Who Am I? Remembering the Dead Through Facial Reconstruction

The Cohen Mummy

By Meg Swaney and Sanchita Balachandran

The Archaeological Museum stewards an ancient Egyptian woman whose skeletal remains are only partially preserved. Our recent study of this individual revealed surprising new insights that contradict earlier assumptions.

She has been named the “Cohen mummy” because she was collected by Baltimore’s Colonel Mendes Israel Cohen in the mid-1830s.

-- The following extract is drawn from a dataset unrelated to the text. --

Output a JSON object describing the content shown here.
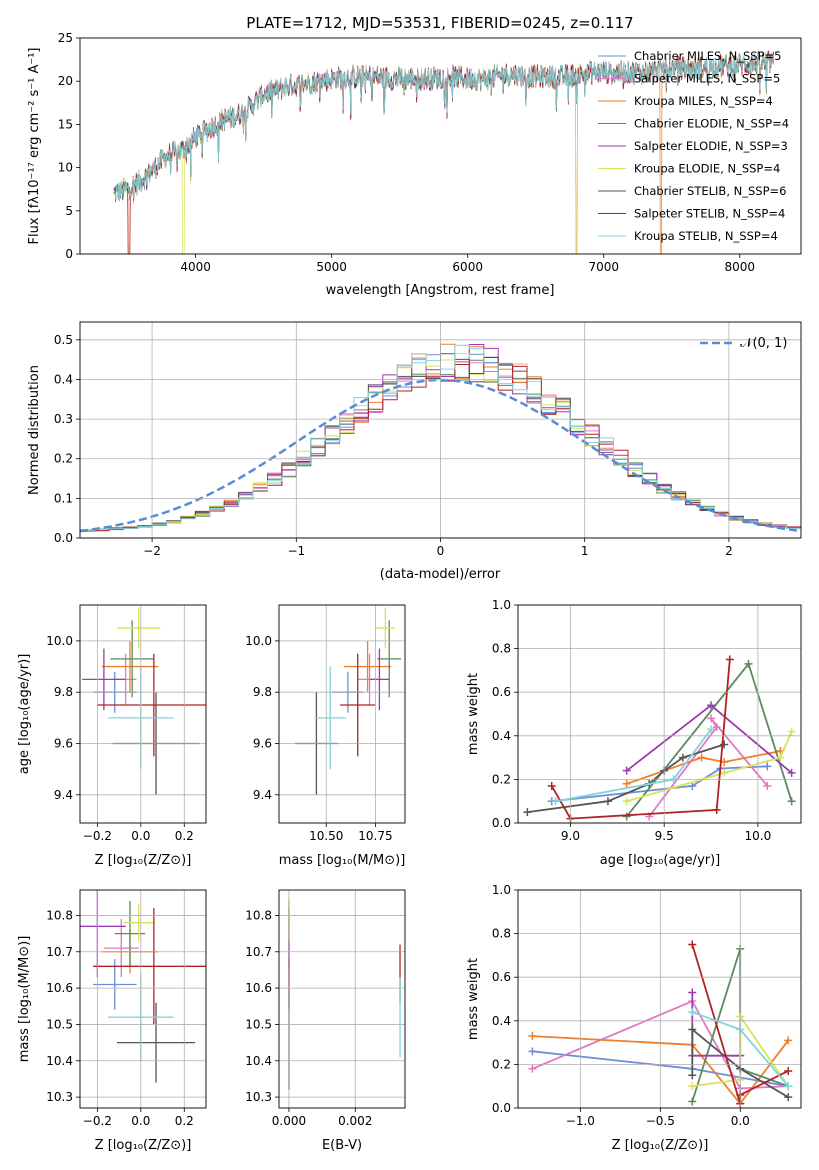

Cohen’s Catalog of Egyptian Antiquities identifies “no. 568” as a “Mummy of a youth” collected in ancient Thebes (now Luxor) and “no. 569” as a coffin, which may or may not have belonged to the mummy. Both were donated to Johns Hopkins in 1884 with the majority of Cohen’s collection and were stored at Evergreen House. In 1979, the Johns Hopkins Hospital’s Pathology Department autopsied the mummified individual with the assistance of Egyptologist William Peck of the Detroit Institute of Arts. An article in the Baltimore Sun reported that the remains were thought to be of a young, middle class man with worn teeth whose legs had been broken and/or disarticulated to fit in his coffin. This coffin is now exhibited in the museum.

While previously identified as a young male, our study of this person’s remains revealed the individual is, in fact, female. The development of her bones and the amount of wear on her teeth also indicate she was an adult when she died, possibly in her forties or older, and her pelvis suggests she may have borne children. Based on measurements of her long bones, she was approximately 4 feet 7 inches tall and weighed about 89 pounds. She lost several teeth over the course of her life, and she had abscesses that must have caused her severe pain. Small patches of straight reddish hair are still preserved on her skull, the color of which is likely due to either natural decomposition processes, or may be evidence of her hair being dyed.